Readers who suffer from dyslexia struggle to focus on one point of attention, unlike those who read fluently. Helping children learn new ways to get focused has the potential to enhance reading abilities tremendously. Perhaps you could try some visualisation exercises, such as the tangerine technique, just to give scattered readers an extra boost.
Get Learners to Write
Students need to be empowered with the skills needed for successful writing. This means that children need to be taught the correct steps and methods for tackling all kinds of writing projects because for many of us writing is a skill that doesn’t come easily and can be very overwhelming.
An exercise you could try pitching to your class is asking them to come up with various stories that would appeal to a wide range of readers.
Reading and writing skills really go hand in hand.
This is a great way of showing them how much effort and detail goes into writing in order for it to be appropriate for a certain audience. The object of these kinds of assignments is to stimulate the imagination and for teaching kids how to paint a picture with words.
Motivate Learners to Expand Their Reading Taste
When students are exposed to number of different genres and writing styles, it is not only beneficial for enhancing reading skills but also a good way of teaching children how writing can be used for so many different purposes.
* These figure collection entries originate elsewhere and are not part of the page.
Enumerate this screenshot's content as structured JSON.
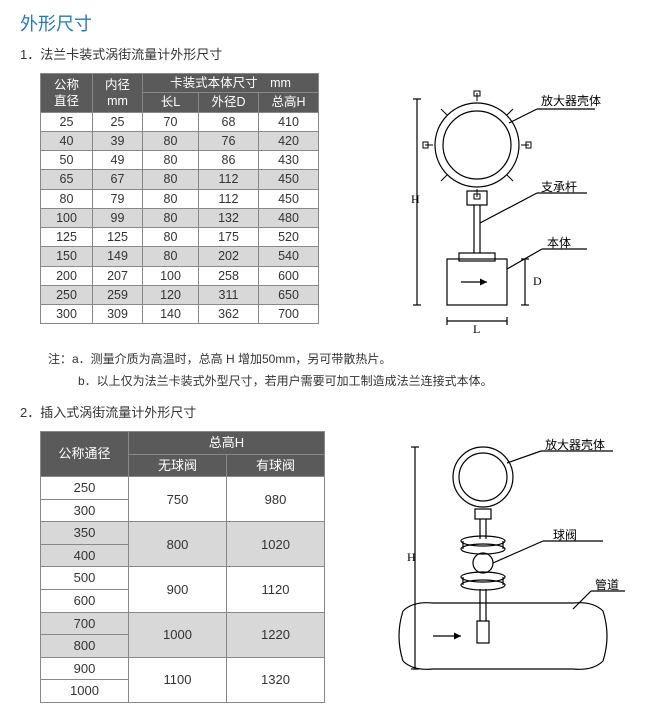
{
  "title": "外形尺寸",
  "section1": {
    "heading": "1．法兰卡装式涡街流量计外形尺寸",
    "headers": {
      "nom": "公称\n直径",
      "id": "内径\nmm",
      "bodyGroup": "卡装式本体尺寸　mm",
      "len": "长L",
      "od": "外径D",
      "th": "总高H"
    },
    "rows": [
      {
        "nom": "25",
        "id": "25",
        "l": "70",
        "d": "68",
        "h": "410"
      },
      {
        "nom": "40",
        "id": "39",
        "l": "80",
        "d": "76",
        "h": "420"
      },
      {
        "nom": "50",
        "id": "49",
        "l": "80",
        "d": "86",
        "h": "430"
      },
      {
        "nom": "65",
        "id": "67",
        "l": "80",
        "d": "112",
        "h": "450"
      },
      {
        "nom": "80",
        "id": "79",
        "l": "80",
        "d": "112",
        "h": "450"
      },
      {
        "nom": "100",
        "id": "99",
        "l": "80",
        "d": "132",
        "h": "480"
      },
      {
        "nom": "125",
        "id": "125",
        "l": "80",
        "d": "175",
        "h": "520"
      },
      {
        "nom": "150",
        "id": "149",
        "l": "80",
        "d": "202",
        "h": "540"
      },
      {
        "nom": "200",
        "id": "207",
        "l": "100",
        "d": "258",
        "h": "600"
      },
      {
        "nom": "250",
        "id": "259",
        "l": "120",
        "d": "311",
        "h": "650"
      },
      {
        "nom": "300",
        "id": "309",
        "l": "140",
        "d": "362",
        "h": "700"
      }
    ],
    "noteA": "注：a．测量介质为高温时，总高 H 增加50mm，另可带散热片。",
    "noteB": "b．以上仅为法兰卡装式外型尺寸，若用户需要可加工制造成法兰连接式本体。",
    "diagram": {
      "labels": {
        "amp": "放大器壳体",
        "strut": "支承杆",
        "body": "本体",
        "H": "H",
        "L": "L",
        "D": "D"
      }
    }
  },
  "section2": {
    "heading": "2．插入式涡街流量计外形尺寸",
    "headers": {
      "nom": "公称通径",
      "thGroup": "总高H",
      "noValve": "无球阀",
      "withValve": "有球阀"
    },
    "rows": [
      {
        "nom": "250",
        "nv": "750",
        "wv": "980",
        "span": true
      },
      {
        "nom": "300"
      },
      {
        "nom": "350",
        "nv": "800",
        "wv": "1020",
        "span": true
      },
      {
        "nom": "400"
      },
      {
        "nom": "500",
        "nv": "900",
        "wv": "1120",
        "span": true
      },
      {
        "nom": "600"
      },
      {
        "nom": "700",
        "nv": "1000",
        "wv": "1220",
        "span": true
      },
      {
        "nom": "800"
      },
      {
        "nom": "900",
        "nv": "1100",
        "wv": "1320",
        "span": true
      },
      {
        "nom": "1000"
      }
    ],
    "diagram": {
      "labels": {
        "amp": "放大器壳体",
        "valve": "球阀",
        "pipe": "管道",
        "H": "H"
      }
    }
  }
}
They will realise that the correct use of tone and grammar among other things is necessary for conveying the right message.
It’s normal for students to be hesitant about trying unfamiliar kinds of reading material but it’s so important to encourage beginner readers to take risks. Gently nudge them in a new direction because, if you don’t, they may miss out on a lifetime of a rich reading experience.
What we want is a new generation of keen readers and it’s up to us, the educators and parents, to help kids by offering quality reading instruction and protecting every learner's hunger for learning.
We must be the positive reading role models they need and continuously guide and encourage every attempt at reading, whether big or small.